Pour comprendre, il me fallait plonger dans le noir à la lumière de la connaissance. 

Aller au-delà de ce voile de nuit.  

Ma chambre intérieur est vaste comme un palais dont je ne connaîtrais pas la surface. 

Dans cet endroit, je prie volontairement ou inconsciemment.

Tout oiseau retourne dans son nid à la tombée du jour afin de s’y reposer; toi aussi, conduis les forces de tes sens et de tes membres vers le foyer du cœur, rassemble-les et apaise-les au moment de la nuit.

 

Par la brèche du cœur, flamboient les lumières de la Vérité, mais dans le creuset des désirs fugaces, le cœur est trop pris par les envies passagères.
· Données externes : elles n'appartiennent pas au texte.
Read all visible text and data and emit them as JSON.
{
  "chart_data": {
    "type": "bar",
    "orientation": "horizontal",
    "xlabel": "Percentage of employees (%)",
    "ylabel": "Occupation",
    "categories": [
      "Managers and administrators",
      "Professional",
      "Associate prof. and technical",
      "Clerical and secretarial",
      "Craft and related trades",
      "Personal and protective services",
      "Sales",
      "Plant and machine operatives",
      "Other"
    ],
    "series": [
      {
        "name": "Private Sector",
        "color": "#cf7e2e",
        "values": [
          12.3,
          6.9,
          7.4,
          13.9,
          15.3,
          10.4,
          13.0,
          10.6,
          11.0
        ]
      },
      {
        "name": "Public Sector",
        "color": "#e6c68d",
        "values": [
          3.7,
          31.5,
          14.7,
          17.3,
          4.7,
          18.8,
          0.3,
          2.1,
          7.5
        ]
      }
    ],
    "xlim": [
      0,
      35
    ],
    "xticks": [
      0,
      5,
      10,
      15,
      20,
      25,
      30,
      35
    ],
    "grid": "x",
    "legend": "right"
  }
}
L’homme se dévoie, se détruit, et se rebelle avec insistance, sans redouter l’errance de son âme; alors que les oiseaux évitent les bêtes sauvages et les pièges.

Le désir est une impulsion vitale qui, portant, s’éloigne sans cesse de la Vie.

 

Le temps de l’action est court, et le jour de la récompense proche.

On vit , on meurt et l’âme est éternelle…

 

Que la louange revienne à Dieu, au commencement et à la fin, extérieurement et intérieurement. Que le salut et la prière soient sur la plus noble de ses créatures, Mohammed, sur sa Famille pure et ses Descendants sans tache.